If you have already decided to go to your hotel which is situated at the second end of the historic triangle, take the subway again. The Syntagma underground station is, actually, the busiest transit hub in Athens. By the way, it’s not only a simple station where metro trains come and go. Nope. It serves as a museum as well. And do you know why? You are aware of the fact that the Hellenic capital was a host to the 2004 Olympics. In this connection, most of the city was excavated in the 90s of last century so that the subway could be extended. During those excavations, archeologists found hundreds of thousands of precious and priceless antique objects which are on display namely at the subway station. So, have a look at them while you are trying to catch next metro train which will bring you to ….
It’s always overcrowded with people. It’s a tradition for locals to go out into the square on Saturday evening.
They buy their Sunday’s newspapers from one of the numerous kiosks. Some of them review them in the nearby cafés while others just return home.
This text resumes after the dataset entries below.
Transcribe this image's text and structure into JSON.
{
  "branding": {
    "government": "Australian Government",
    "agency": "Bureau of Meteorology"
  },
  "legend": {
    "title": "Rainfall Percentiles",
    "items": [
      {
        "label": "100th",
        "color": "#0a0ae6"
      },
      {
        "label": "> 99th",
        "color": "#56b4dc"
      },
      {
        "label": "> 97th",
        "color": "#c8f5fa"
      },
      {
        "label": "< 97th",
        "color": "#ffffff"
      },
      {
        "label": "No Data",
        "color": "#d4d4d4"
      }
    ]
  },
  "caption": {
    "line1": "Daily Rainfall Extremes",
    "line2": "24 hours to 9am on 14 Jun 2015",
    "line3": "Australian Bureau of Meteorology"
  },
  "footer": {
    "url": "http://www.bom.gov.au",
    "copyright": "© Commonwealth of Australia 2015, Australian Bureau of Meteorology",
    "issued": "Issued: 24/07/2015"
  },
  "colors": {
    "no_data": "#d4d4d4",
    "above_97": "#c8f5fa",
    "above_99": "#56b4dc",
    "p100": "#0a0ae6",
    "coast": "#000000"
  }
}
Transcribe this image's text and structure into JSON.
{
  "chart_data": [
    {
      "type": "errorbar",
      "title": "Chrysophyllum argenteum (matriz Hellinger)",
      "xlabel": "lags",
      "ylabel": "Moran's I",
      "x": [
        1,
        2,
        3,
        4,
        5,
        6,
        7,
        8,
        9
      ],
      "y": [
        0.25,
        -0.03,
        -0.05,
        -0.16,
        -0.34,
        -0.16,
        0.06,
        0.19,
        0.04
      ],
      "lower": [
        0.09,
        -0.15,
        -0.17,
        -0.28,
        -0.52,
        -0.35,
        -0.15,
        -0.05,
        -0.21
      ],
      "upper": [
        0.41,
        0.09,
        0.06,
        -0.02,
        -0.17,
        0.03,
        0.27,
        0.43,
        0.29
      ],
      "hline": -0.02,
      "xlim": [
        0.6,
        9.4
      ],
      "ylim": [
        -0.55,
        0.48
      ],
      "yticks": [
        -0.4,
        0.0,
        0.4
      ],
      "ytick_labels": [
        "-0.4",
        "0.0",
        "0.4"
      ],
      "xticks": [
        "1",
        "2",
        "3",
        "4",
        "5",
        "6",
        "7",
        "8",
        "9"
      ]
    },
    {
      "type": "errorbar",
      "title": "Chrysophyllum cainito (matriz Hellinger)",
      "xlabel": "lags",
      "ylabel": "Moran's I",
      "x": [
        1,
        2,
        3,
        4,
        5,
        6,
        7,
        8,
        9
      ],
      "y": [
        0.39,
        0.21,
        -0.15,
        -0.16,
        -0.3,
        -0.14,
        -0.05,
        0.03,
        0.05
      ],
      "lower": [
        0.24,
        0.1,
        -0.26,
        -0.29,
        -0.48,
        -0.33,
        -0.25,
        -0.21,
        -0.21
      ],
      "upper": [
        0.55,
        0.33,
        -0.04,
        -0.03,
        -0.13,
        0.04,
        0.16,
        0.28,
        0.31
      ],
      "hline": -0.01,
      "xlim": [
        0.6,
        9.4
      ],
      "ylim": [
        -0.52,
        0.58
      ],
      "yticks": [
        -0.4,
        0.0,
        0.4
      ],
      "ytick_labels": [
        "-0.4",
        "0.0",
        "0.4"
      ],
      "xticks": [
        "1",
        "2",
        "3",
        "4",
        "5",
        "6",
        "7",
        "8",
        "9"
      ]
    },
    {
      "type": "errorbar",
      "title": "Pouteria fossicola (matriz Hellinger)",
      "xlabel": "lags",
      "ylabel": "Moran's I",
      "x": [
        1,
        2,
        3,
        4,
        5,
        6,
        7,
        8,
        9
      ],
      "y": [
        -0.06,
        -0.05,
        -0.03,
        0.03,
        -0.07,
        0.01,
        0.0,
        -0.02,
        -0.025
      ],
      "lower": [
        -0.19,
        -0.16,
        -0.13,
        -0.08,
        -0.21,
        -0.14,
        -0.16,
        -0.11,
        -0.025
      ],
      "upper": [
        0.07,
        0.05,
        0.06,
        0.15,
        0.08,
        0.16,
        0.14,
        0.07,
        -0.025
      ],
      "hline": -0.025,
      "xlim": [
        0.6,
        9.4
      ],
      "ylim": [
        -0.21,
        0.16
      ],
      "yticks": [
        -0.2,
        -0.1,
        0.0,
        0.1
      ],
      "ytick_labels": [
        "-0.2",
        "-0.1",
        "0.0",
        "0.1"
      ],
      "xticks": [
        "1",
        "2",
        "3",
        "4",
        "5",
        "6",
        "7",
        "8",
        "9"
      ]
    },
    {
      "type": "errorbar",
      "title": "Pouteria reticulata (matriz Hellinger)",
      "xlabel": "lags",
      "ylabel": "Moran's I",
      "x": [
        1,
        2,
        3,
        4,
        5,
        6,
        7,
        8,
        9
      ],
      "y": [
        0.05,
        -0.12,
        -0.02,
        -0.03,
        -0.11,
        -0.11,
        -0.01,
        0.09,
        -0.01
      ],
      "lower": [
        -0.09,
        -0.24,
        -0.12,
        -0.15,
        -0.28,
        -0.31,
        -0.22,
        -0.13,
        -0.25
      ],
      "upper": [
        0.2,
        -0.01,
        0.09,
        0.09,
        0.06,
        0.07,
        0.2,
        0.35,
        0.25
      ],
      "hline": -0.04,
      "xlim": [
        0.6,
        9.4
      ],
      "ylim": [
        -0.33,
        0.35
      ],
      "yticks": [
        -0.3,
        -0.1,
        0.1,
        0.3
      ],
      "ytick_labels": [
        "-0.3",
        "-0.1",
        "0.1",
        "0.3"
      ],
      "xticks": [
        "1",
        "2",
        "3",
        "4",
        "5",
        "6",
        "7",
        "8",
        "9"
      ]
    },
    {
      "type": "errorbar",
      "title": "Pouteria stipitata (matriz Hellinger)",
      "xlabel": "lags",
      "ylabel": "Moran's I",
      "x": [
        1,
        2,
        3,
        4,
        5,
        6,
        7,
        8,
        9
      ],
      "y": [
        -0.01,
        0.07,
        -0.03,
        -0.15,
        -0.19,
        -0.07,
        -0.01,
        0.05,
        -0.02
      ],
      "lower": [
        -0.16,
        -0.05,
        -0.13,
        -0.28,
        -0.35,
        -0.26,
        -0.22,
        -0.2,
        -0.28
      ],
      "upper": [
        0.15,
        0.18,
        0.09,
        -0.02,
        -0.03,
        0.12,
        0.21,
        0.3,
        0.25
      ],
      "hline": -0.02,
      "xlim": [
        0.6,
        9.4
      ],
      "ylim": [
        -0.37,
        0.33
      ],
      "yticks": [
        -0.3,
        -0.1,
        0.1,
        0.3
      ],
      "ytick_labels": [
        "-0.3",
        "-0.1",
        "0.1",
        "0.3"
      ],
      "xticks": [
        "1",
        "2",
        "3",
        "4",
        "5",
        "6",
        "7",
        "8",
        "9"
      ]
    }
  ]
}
Monastiraki: Now let’s head to the last end of the historic triangle – Monastiraki. Here you can find crowds of people, numerous artisan and antique shops where you can buy souvenirs, clothes and postcards from Athens. Or just choose one of the restaurants to have dinner or cafés to drink a cup of coffee or tea here. Just a quick note here. The market of Monastiraki is really vivid and interesting on Sunday morning. So, if you are in the Hellenic capital on Sunday, I advise you not to miss it at any cost.
In the end, we are going to close the historic triangle of the city by taking one of the most expensive streets in Hellas and Europe alike. The Ermou Street is car-free and links Monastiraki to Syntagma. It’s full of international trade marks shops which are somehow like the ones in Paris and Milan. If you’re not a fan of doing the shopping, no worries… Just go along the pedestrian street and when you’re attracted by one of the numerous street performers, have a stop and enjoy their live performances.